Fact Check: U.S. LNG Provides Reliable, Lower-Emissions Energy For the World
Whether you want to call it natural gas, methane gas or something else, the fact remains that U.S. liquefied natural gas (LNG) is providing needed, reliable energy across the globe, and helping to reduce emissions and improve the health of communities in the process.
In a recent opinion piece, “Keep It In the Ground” group Rainforest Action Network, calls for banks to “stop financing any fossil fuel expansion, especially deceptive methane gas projects,” citing examples like India and Europe in its fear-mongering and misinformed rationale.
EID has discussed numerous times the role that U.S. LNG has played in Europe’s energy security, particularly over the last year as the impacts of rising demand amidst a backdrop of Russian sanctions and the war in Ukraine hit the European Union and United Kingdom.

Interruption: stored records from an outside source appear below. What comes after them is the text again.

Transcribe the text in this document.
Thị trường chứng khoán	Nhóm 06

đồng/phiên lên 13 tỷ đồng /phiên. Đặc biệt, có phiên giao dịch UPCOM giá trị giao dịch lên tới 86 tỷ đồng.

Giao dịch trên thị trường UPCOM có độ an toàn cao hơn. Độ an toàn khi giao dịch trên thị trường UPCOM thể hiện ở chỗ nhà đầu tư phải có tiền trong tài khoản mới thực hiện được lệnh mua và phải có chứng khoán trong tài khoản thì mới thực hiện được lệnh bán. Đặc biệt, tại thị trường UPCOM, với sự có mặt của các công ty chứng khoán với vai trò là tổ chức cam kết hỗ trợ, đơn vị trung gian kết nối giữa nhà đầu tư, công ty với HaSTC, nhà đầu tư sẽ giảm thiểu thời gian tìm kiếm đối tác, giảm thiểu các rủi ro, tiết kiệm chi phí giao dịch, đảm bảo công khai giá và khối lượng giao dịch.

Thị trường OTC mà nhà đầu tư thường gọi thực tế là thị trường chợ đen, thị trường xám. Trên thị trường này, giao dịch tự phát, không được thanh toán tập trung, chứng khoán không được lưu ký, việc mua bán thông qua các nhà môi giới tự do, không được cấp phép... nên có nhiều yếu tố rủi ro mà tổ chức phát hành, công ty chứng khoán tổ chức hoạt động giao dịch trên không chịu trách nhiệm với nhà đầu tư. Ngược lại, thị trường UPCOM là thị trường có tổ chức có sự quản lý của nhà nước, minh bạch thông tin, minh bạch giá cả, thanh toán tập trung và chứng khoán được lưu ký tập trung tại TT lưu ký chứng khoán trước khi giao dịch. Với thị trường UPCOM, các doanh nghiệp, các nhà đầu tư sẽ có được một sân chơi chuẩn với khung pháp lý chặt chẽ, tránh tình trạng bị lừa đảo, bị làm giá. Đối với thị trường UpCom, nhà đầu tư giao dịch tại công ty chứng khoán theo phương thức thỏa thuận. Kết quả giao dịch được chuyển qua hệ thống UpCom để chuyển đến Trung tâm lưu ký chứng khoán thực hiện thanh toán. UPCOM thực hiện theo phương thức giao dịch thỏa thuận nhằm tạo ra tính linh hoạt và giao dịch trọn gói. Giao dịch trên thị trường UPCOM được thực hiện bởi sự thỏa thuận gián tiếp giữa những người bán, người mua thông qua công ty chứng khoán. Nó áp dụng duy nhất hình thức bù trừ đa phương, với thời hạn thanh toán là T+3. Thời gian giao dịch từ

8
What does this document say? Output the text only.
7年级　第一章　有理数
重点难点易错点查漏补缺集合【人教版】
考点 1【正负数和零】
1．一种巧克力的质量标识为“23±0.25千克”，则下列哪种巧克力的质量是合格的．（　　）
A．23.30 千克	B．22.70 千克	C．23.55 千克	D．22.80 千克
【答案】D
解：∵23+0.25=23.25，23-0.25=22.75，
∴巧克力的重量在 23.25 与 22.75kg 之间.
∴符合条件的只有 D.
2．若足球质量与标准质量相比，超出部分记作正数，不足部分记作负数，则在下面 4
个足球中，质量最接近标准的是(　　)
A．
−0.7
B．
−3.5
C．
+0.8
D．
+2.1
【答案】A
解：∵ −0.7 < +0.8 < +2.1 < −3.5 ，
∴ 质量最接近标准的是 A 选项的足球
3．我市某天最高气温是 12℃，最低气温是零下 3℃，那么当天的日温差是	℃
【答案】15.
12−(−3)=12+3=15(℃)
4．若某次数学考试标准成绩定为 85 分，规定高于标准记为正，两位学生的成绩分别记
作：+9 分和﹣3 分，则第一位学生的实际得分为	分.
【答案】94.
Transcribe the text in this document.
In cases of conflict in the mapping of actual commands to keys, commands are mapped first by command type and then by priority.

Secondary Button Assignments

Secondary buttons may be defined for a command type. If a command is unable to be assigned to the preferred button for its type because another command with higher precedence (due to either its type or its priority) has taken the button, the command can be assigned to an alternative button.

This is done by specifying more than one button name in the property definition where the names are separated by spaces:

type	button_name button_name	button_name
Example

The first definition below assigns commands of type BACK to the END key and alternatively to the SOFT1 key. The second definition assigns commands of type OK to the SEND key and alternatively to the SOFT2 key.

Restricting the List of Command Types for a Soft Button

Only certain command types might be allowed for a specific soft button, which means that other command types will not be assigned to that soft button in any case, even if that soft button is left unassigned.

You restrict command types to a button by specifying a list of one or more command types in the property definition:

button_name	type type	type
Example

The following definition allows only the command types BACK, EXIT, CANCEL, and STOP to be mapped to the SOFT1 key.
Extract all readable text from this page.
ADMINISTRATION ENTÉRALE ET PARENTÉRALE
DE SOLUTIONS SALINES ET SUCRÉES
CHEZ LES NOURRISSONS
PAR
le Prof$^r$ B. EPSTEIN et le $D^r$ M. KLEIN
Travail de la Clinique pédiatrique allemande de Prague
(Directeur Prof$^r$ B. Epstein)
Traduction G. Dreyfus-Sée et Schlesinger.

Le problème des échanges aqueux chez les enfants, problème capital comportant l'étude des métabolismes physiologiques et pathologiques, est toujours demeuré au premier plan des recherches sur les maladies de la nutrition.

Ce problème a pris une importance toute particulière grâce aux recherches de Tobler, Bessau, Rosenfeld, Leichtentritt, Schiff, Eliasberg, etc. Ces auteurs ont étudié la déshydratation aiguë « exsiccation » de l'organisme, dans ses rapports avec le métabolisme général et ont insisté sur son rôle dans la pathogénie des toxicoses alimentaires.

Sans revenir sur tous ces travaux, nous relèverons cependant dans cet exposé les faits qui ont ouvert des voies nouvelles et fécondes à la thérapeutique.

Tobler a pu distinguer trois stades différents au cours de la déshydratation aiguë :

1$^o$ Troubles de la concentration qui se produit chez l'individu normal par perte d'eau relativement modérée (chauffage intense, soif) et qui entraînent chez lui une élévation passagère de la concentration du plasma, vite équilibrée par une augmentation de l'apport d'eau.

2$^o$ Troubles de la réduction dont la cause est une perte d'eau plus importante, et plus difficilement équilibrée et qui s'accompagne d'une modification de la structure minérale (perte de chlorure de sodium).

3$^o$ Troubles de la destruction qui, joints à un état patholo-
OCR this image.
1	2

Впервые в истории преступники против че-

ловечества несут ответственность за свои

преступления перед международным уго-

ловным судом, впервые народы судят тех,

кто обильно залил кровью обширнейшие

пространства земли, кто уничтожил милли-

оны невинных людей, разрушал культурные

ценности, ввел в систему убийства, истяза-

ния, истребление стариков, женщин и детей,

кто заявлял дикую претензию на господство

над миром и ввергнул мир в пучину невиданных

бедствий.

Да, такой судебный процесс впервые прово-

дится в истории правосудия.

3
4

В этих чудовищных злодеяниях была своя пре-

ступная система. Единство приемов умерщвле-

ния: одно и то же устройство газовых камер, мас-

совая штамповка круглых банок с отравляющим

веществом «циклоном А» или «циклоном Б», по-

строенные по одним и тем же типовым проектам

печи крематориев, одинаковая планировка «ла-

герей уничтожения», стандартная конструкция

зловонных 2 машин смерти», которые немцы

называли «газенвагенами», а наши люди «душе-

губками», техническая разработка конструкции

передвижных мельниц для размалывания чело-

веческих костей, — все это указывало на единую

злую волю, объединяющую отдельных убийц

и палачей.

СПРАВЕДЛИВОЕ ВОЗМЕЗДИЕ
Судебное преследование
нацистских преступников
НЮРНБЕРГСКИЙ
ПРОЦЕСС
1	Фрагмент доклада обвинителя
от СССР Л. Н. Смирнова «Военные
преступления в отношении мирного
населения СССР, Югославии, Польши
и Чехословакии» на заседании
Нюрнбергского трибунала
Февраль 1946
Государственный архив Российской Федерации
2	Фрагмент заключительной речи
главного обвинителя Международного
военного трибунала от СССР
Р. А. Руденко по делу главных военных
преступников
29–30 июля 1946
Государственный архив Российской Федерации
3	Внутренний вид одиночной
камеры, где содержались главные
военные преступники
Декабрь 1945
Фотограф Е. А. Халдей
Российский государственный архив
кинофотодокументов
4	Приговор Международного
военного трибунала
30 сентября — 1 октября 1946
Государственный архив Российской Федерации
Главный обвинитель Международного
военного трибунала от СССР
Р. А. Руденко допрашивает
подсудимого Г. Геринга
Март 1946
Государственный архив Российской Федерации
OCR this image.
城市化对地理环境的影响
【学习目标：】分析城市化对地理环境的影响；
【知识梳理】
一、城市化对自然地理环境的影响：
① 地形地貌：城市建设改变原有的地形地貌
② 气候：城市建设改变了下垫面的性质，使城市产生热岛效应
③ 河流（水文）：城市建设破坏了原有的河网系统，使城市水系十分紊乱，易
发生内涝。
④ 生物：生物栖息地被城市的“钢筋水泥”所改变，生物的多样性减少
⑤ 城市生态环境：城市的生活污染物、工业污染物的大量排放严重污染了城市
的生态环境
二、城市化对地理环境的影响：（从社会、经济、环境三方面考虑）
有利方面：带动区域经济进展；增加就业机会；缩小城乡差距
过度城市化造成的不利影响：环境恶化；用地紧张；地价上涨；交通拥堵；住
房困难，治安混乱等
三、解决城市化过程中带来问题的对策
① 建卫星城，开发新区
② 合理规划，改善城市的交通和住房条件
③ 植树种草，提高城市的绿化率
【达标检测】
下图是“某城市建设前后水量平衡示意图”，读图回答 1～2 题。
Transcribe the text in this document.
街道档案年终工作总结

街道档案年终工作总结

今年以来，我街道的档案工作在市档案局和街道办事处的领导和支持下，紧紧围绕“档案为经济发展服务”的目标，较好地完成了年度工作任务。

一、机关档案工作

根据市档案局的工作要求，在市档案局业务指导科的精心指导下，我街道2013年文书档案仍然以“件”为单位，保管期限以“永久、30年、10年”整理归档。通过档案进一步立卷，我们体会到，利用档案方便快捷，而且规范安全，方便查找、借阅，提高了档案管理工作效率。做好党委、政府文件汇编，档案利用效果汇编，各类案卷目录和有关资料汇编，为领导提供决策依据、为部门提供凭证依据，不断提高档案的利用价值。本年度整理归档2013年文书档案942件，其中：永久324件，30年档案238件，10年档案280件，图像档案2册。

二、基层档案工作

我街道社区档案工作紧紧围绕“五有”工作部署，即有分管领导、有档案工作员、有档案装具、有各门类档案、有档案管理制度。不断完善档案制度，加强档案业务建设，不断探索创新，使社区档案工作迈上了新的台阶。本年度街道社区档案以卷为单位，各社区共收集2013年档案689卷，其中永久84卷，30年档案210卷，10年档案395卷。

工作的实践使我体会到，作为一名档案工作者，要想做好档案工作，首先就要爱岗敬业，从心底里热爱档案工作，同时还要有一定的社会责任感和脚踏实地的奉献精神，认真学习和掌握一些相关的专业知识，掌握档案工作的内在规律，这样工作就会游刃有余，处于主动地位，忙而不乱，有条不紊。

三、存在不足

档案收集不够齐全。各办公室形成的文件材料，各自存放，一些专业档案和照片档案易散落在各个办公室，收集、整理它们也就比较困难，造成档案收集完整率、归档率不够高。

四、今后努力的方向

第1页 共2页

Likewise in India, the country is facing growing energy demand and trying to improve access to electricity and clean cooking fuels. That includes increasing the share of renewables in its energy mix – it’s currently 80 percent coal, oil and biomass – as well as importing LPG (liquefied propane gas) to reduce harmful indoor air pollutants from currant widespread cooking practices. This is a complex challenge, but the combination of renewable energy and natural gas is already helping provide “secure, affordable and sustainable energy,” according to the International Energy Agency. IEA explains:
“India has also been prioritizing access to electricity and clean cooking. Progress in both have been remarkable: 700 million people gained access to electricity since 2000, and 80 million new LPG connections for clean cooking were created. The Government of India is continuing to focus on providing secure, affordable and sustainable energy, while achieving its ambitious renewable energy targets and reducing local air pollution.”
Here’s a few more key facts on U.S. LNG:
FACT: Natural gas will be needed for the long-haul.
RAN calls for banks to stop financing LNG terminals, despite the increasing need for investment to ensure energy security in importing nations. A recent IEA report underscores the need for continued LNG investment to meet demand, and nations like Japan are promoting natural gas in their quests for carbon neutrality.
Japanese industry minister Yasutoshi Nishimura recently told the LNG Producer-Consumer Conference in Tokyo:
“We must accelerate energy transition and within that transition, LNG plays an extremely important role.”
In the United States, the transition to more natural gas in the power sector has drastically reduced emissions.
As U.S. Energy Information Administration (EIA) data show:
“From 2016 to 2020, the carbon intensity of U.S. power generation fell 18 percent, driven by a shift in the U.S. electricity generation mix away from coal and toward natural gas and renewables.” (emphasis added)
FACT: The U.S. natural gas and oil industry is strives to provide the cleanest natural gas in the world.
Lost in the opinion piece are the steps and work that the domestic industry has taken to ensure that U.S. oil and natural gas is among the cleanest in the world.
Here are a few examples:
1. The Natural Gas STAR program, a partnership with U.S. oil and gas operations to implement methane reducing technologies and practices and document their voluntary emission reduction activities. As of November 2021, program participants have reduced 72 trillion cubic feet of methane emissions.
2. The Environmental Partnership, a growing coalition that works to continuously improve the oil and natural gas industry’s environmental performance through technically feasible and commercially proven solutions that will result in significant emissions reductions.
3. The Methane Challenge Partners, a program to challenge participants to make ambitious commitments to reduce their methane emissions through the program’s two commitment options: the Best Management Practice (BMP) Commitment Option and the ONE Future Emissions Intensity Commitment Option.
The national efforts are enhanced by companies along the natural gas and LNG supply chain who are making individual efforts in their areas to reduce emissions and impacts of their facility.
For example, to meet the demand for low carbon intensive LNG, NextDecade is targeting production of low carbon intensive LNG with the use of carbon capture, and working with leading producers to supply responsibly sourced gas. In addition to designing their Rio Grande LNG project to meet or exceed all the strict environmental and regulatory requirements, NextDecade is working closely with city partners and the local community, as well as establishing an expansive conservation effort five times the size of their Rio Grande LNG export facility.
Their effort will ensure that nations like Japan and European countries have access to verifiably low carbon intensity resources from a company that is conscious about their operations, a benefit that is only available from American natural gas suppliers.
Bottom Line: The U.S. oil and natural gas industry is providing reliable, affordable and sustainable energy across the globe – regardless of what you call the resource.